Sharad Gupta; Dericks Shukla

doi:10.1002/essoar.10501437.1

loading page

Solving Data Imbalance in Landslide Susceptibility Zonation

Sharad Gupta,
Dericks Shukla

Abstract

Landslides cause billions of dollars in property damage and thousands of deaths every year worldwide. India has more than 15% of its land area prone to landslides, hence mapping of these areas for the presence of landslides is of utmost importance. Landslide susceptibility zonation maps give approximate information about the occurrence of landslides. There are various factors responsible for slope instability. In this work, 11 causative factors have been considered such as Aspect, Elevation, Geology, Distance from thrusts, Distance from streams, Plan curvature, Profile curvature, Slope, Stream power index, Tangential curvature, Topographic wetness index. Machine learning methods such as artificial neural network, support vector machine require a large amount of training data; however, the number of landslide occurrences are limited in a study area.
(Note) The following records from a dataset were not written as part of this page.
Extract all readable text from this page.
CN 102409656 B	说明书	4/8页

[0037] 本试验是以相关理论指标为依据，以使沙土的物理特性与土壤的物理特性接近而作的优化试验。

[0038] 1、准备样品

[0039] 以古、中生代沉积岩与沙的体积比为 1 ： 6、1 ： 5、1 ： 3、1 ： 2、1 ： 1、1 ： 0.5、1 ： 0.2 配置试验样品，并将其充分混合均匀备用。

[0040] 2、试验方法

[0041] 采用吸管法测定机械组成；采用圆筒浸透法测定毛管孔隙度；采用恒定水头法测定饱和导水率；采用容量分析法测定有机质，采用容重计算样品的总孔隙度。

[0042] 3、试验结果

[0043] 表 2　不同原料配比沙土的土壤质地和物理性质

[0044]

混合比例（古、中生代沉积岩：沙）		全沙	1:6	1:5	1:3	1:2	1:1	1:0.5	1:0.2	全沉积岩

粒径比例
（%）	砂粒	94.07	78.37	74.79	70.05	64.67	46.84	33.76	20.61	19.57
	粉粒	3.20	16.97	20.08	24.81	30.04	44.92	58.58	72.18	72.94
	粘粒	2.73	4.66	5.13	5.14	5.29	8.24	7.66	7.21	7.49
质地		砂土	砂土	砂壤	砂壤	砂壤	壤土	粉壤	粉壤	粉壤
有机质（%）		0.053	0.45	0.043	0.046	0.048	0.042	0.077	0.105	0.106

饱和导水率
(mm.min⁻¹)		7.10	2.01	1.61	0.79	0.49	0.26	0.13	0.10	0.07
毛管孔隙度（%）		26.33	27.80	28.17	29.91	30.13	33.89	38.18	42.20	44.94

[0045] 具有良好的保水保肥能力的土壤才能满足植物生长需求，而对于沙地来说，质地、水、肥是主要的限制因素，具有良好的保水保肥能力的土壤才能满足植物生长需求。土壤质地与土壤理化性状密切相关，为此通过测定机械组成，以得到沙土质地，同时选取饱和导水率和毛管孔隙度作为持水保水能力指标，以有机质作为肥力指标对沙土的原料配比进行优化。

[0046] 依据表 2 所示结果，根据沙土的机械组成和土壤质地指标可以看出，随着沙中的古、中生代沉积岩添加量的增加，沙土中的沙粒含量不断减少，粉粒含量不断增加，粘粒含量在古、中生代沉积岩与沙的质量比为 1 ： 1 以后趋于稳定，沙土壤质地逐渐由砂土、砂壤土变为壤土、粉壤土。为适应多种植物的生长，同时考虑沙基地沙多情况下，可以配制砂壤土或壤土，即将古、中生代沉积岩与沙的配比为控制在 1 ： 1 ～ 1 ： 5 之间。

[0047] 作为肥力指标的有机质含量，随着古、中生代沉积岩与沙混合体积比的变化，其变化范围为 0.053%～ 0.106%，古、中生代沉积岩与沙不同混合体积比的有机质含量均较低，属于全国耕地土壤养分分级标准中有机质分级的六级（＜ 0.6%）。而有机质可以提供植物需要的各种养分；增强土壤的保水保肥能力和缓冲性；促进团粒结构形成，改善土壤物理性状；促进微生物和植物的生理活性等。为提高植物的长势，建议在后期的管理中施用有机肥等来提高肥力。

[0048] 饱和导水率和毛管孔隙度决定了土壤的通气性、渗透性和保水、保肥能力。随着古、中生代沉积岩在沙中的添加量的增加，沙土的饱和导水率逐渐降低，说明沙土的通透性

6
The limited number of landslides leads to a small number of positive class pixels in the training data. On contrary, the number of non-landslide pixels (negative class pixels) are huge in numbers. This under-represented data and severe class distribution skew create a data imbalance for learning algorithms and sub-optimal models, which are biased towards the majority class (non-landslide pixels) and have low performance on the minority class (landslide pixels). Generally, the data is imbalanced when the class ratio is of the order of 100:1, 1000:1 and 10000:1 (i.e., one-class points are 100, 1000 or 10000 times more than that of another class points). In our work, class ratio is more than 300:1 (i.e. for each one landslide pixel, we have more than 300 non-landslide pixels). Thus, we can clearly say that our data is imbalanced. There are two major data balancing techniques, which are oversampling of a minority class and under-sampling of majority class. The minority oversampling cannot be applied, as it will create false landslide pixels. We have performed under-sampling of non-landslide pixels using various techniques. We will discuss landslide susceptibility zonation with and without using data imbalance technique and show major improvements in accuracy over imbalanced learning.